Standalone deployment gets value in days. API integration with your TMS or ERP follows once ROI is validated on your real workload.

Explore Gaia Dynamics and see how the platform performs on your actual classification workload.

Listen to the Full Episode

Listen to Episode 2 of the Trade and Tech podcast for the full discussion, including Carlos Alzate's explanation of agentic AI, multimodal models, and the road to private on-premise deployment for trade compliance.

Frequently Asked Questions

How can a specialized AI score 100% on the customs broker exam when ChatGPT scores 38%? 

The gap is architectural. General LLMs predict text from internet-scale pre-training with no connection to the official HTS database or current exclusions. Specialized tools validate every code against the live database and run multi-stage workflows that catch hallucinations before returning an answer.

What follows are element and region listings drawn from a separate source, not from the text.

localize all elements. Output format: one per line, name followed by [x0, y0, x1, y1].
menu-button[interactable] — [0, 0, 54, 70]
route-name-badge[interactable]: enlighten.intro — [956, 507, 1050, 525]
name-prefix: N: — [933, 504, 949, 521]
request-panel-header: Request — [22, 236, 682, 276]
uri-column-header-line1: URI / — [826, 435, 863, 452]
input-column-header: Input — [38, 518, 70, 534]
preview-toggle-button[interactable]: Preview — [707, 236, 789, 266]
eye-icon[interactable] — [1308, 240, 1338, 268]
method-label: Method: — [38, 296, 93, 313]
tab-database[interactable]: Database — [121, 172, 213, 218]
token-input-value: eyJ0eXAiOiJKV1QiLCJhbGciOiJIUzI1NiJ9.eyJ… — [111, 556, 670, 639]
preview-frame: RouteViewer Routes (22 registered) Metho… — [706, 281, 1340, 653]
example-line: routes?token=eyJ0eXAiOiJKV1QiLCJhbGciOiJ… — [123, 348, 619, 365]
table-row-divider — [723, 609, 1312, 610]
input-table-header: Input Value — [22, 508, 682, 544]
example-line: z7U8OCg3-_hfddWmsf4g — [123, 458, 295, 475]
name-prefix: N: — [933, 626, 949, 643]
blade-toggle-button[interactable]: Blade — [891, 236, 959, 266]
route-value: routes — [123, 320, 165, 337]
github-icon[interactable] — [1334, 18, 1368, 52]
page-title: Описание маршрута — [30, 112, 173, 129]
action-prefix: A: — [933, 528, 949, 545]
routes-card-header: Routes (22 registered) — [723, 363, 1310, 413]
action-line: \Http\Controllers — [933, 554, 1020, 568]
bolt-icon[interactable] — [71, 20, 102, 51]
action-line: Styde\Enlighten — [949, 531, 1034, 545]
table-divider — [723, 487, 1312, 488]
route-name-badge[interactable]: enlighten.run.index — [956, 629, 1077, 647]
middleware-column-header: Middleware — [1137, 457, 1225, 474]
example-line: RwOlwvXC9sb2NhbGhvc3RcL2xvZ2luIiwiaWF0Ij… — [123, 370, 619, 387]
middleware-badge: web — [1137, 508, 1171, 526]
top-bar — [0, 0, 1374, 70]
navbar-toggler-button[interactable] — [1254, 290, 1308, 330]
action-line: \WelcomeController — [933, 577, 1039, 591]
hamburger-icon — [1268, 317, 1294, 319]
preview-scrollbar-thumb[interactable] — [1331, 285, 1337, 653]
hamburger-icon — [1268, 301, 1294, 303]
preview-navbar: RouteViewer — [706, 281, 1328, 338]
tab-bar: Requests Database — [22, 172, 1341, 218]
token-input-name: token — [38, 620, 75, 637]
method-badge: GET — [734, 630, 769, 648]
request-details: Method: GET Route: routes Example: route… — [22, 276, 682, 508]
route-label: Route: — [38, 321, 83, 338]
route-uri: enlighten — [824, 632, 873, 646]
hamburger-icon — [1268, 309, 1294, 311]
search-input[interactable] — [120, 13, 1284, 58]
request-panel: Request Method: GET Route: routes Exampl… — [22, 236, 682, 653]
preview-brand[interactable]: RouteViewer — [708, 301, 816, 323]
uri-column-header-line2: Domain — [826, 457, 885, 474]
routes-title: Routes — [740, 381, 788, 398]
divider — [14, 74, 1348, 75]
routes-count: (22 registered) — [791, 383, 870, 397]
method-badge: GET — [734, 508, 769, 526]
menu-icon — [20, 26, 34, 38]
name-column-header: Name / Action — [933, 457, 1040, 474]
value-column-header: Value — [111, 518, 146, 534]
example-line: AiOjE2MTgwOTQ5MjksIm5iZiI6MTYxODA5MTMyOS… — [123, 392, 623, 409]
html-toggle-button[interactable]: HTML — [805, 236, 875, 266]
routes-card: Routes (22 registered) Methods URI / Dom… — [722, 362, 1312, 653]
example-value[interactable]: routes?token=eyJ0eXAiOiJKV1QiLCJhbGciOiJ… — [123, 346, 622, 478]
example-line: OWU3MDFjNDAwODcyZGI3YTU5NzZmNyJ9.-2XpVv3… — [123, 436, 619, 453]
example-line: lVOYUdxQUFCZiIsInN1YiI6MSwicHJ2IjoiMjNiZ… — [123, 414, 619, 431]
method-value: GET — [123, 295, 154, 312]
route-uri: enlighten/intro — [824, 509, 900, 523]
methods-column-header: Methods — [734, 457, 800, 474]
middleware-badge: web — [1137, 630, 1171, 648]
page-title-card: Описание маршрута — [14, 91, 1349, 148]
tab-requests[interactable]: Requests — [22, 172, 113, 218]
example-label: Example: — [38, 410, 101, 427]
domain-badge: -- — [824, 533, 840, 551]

Will CBP accept HTS classifications produced with AI assistance? 

CBP uses AI internally and has not published policy prohibiting AI-assisted classification. The standard is reasonable care. AI used to gather information and build defensible documentation fits. AI used as a black box that auto-files without human review does not.

Should a customs broker integrate AI with their TMS or ERP from day one? 

Start standalone. Validate the value on a real workload first. Integration unlocks benefits like automatic classification at catalog entry and unified audit trails, but it is multi-month engineering work. Validate first, invest in integration once ROI is clear.

Can prompt engineering alone improve ChatGPT’s accuracy for customs classification?

Prompt engineering can improve how clearly a general model responds, but it does not fix the underlying limitation. General LLMs still lack access to the live HTS database, legal notes, and verification layers required for defensible classification. Accuracy in customs depends on structured workflows, validated data sources, and audit trails, which sit outside the model itself.